U.S. looks to recycle rare earths as imports stay high
Washington is backing rare-earth recycling as the U.S. stays more than 95% import reliant and recovers only limited amounts from old batteries and magnets.

The Energy Department pledged up to $134 million in December 2025 to strengthen domestic rare-earth supply chains, from extraction and separation to processing materials into metals and magnets. The United States is more than 95% net import reliant for rare-earth compounds and metals.
Limited quantities of rare earths are recovered from batteries, permanent magnets and fluorescent lamps. In its 2025 Mineral Commodity Summary, the USGS estimated U.S. rare-earth imports at $170 million in 2024, down 11% from $186 million in 2023.
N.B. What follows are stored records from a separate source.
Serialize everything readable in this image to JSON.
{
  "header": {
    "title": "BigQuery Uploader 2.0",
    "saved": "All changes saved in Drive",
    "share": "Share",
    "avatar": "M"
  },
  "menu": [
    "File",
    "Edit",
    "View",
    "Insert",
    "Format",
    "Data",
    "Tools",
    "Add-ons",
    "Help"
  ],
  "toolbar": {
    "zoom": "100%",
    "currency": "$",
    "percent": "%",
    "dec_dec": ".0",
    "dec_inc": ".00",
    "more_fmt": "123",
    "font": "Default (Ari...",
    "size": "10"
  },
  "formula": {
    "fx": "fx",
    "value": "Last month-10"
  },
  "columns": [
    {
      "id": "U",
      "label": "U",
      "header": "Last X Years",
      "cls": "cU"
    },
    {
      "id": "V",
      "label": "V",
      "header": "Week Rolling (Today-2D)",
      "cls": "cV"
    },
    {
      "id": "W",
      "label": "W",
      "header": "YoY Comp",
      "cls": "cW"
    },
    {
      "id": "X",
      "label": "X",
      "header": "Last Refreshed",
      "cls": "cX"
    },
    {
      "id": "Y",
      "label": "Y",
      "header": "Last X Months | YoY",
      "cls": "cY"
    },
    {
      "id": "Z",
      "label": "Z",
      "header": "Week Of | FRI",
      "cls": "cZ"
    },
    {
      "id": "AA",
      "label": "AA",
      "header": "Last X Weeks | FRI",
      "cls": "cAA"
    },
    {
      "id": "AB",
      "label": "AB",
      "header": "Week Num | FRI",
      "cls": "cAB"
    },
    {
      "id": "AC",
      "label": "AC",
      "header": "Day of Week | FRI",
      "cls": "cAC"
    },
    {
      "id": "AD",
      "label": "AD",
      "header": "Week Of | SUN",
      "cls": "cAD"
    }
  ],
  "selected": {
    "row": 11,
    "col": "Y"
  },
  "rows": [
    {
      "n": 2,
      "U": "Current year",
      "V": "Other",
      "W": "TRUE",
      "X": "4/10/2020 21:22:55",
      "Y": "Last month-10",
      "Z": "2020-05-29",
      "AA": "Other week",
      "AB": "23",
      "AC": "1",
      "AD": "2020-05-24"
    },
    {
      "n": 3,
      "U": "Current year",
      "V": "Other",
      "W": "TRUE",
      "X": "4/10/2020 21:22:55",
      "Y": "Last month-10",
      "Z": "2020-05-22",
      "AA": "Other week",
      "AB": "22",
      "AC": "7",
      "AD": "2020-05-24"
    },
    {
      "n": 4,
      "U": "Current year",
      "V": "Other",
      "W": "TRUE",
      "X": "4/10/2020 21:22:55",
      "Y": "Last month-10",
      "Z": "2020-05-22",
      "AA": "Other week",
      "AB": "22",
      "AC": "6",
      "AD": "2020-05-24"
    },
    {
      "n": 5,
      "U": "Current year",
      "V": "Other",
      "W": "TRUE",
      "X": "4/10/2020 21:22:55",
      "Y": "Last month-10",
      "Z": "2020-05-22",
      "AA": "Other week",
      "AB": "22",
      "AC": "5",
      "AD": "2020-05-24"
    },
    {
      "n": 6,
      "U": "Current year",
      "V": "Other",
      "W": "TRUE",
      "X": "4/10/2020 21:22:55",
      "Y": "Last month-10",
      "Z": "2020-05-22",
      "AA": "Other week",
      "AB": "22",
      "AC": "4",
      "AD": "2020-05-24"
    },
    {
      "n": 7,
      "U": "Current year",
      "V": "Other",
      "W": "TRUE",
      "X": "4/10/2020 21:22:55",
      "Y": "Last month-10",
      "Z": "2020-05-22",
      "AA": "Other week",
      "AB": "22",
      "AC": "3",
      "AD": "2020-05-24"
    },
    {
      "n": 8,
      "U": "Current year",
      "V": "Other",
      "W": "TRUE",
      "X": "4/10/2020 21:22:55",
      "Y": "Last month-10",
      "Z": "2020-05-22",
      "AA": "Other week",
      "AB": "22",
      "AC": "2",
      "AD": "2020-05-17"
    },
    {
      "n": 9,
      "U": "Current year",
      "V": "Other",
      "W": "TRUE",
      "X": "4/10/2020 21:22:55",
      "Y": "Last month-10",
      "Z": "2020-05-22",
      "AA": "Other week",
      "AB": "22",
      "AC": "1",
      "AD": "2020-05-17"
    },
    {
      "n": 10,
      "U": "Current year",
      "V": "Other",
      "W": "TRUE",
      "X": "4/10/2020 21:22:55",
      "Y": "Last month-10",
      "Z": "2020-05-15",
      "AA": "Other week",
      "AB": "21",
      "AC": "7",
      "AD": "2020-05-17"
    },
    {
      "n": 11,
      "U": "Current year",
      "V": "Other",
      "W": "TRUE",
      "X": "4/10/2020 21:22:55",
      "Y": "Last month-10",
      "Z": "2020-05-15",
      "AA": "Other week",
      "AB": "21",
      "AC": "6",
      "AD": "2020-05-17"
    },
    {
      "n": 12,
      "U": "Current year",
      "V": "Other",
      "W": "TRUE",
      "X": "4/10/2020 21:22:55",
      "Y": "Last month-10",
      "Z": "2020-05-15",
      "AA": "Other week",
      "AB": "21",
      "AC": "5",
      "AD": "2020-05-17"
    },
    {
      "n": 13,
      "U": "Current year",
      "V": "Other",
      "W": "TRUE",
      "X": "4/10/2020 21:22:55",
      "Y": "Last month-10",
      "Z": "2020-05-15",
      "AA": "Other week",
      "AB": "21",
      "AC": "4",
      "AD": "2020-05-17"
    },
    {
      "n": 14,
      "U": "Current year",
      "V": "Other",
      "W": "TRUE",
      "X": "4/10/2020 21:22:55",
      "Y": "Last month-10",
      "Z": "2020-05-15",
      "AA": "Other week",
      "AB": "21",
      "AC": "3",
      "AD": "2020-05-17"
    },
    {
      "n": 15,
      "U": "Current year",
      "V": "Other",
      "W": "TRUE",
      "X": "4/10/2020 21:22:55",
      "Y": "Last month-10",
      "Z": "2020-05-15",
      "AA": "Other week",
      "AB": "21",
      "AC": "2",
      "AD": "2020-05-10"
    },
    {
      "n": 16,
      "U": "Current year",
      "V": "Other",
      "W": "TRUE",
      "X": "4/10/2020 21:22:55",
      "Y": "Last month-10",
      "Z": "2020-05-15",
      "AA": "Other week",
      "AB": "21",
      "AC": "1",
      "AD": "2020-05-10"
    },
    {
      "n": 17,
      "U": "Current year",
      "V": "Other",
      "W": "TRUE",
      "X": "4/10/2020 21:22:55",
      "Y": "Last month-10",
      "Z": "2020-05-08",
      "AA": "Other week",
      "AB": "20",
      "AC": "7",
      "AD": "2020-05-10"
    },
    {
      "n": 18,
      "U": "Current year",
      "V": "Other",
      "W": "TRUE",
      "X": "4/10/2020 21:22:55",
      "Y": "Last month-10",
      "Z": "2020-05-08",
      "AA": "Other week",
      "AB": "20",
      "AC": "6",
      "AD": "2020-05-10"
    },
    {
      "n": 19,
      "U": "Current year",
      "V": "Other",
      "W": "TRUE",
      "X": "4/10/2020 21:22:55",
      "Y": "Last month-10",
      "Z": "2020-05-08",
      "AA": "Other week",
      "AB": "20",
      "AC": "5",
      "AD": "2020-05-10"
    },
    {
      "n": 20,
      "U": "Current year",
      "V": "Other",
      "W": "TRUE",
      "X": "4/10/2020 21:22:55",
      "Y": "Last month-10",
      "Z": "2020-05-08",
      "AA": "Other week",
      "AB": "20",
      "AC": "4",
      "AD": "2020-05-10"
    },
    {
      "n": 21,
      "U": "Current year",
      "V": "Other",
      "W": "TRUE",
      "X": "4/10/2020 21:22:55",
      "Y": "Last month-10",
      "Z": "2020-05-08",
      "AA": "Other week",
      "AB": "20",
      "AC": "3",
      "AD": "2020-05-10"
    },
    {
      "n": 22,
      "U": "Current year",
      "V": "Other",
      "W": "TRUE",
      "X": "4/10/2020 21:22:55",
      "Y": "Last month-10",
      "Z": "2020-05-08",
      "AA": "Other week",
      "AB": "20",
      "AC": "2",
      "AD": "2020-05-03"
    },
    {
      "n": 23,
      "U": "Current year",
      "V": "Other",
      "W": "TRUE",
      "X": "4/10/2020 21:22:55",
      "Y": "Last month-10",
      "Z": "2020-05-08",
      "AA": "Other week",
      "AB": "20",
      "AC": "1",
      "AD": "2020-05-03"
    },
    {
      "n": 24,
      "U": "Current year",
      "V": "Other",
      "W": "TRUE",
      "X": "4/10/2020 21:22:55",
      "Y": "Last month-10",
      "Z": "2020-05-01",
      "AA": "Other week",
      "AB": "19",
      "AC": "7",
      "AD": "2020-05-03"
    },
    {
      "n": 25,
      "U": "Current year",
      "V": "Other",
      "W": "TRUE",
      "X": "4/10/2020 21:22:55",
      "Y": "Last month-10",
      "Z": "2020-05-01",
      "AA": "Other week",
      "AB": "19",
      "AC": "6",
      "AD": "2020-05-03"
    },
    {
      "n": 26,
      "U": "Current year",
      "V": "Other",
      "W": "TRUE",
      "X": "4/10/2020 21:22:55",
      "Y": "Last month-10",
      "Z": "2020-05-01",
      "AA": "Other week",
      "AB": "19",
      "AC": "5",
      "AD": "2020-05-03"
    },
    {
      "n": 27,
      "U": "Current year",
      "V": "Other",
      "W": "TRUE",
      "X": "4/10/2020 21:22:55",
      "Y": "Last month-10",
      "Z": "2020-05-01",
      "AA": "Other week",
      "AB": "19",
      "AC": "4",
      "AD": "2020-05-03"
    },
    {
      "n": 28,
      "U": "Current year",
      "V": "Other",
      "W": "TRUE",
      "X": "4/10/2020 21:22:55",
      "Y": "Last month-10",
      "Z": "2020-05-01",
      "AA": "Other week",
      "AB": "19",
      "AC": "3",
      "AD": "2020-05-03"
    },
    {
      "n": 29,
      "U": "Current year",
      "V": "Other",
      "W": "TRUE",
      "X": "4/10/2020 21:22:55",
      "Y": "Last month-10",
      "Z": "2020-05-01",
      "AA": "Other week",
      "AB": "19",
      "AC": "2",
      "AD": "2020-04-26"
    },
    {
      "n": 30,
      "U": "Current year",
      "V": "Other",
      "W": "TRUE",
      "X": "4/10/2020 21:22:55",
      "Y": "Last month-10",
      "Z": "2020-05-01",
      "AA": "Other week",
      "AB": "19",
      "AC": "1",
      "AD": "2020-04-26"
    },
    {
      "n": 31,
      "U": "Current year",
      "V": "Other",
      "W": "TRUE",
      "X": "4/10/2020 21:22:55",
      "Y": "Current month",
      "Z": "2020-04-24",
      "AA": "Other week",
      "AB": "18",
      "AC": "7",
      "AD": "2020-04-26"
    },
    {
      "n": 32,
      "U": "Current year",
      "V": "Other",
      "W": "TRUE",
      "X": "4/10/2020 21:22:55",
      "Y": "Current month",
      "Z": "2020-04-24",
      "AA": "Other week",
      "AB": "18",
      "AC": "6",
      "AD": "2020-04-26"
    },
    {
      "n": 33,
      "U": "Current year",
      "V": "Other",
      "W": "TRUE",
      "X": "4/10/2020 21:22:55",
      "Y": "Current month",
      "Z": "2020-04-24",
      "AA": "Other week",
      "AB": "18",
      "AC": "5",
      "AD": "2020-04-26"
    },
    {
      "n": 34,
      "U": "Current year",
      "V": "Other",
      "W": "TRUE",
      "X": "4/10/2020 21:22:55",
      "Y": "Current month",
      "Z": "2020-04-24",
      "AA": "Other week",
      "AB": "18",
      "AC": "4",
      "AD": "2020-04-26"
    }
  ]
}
The Defense Department in March 2024 had awarded more than $439 million since 2020 to build domestic rare-earth supply chains and warned that the country can no longer rely on overseas single points of failure for critical components. Congress directed the Pentagon under the 2023 National Defense Authorization Act to assess and implement procurement requirements for rare earths and other critical materials.
Mining rare earths has significant effects on water and soil quality, creates waste and requires heavy energy use. Work by the Energy Department’s Critical Materials Institute, Seagate and the Global Electronics Council helped create NSF/ANSI 426-2018, the first known standard to incentivize recycled rare earths in servers. Dell later used a closed-loop process that diverted 660 pounds of magnet material from landfills and helped produce 25,000 hard drives, with a scalable process that could use more than 8,000 pounds a year.
The Energy Department said only 17.4% of global e-scrap was collected and recycled in 2019, leaving 83% discarded along with $57 billion in raw material value. Recycling NdFeB magnets from e-waste has emerged as a way to reduce dependence on China and cut environmental damage, but the field faces a fragmented recycling value chain, complex feedstocks and rapidly changing end markets.
On July 15, 2025, MP Materials and Apple announced a $500 million partnership to produce recycled rare-earth magnets in the United States, with feedstock from post-industrial and end-of-life magnets and production at MP’s Fort Worth, Texas, facility using recycled material processed at Mountain Pass, California. The Energy Department launched the E-SCRAP prize in January 2025 with up to $4 million in cash awards.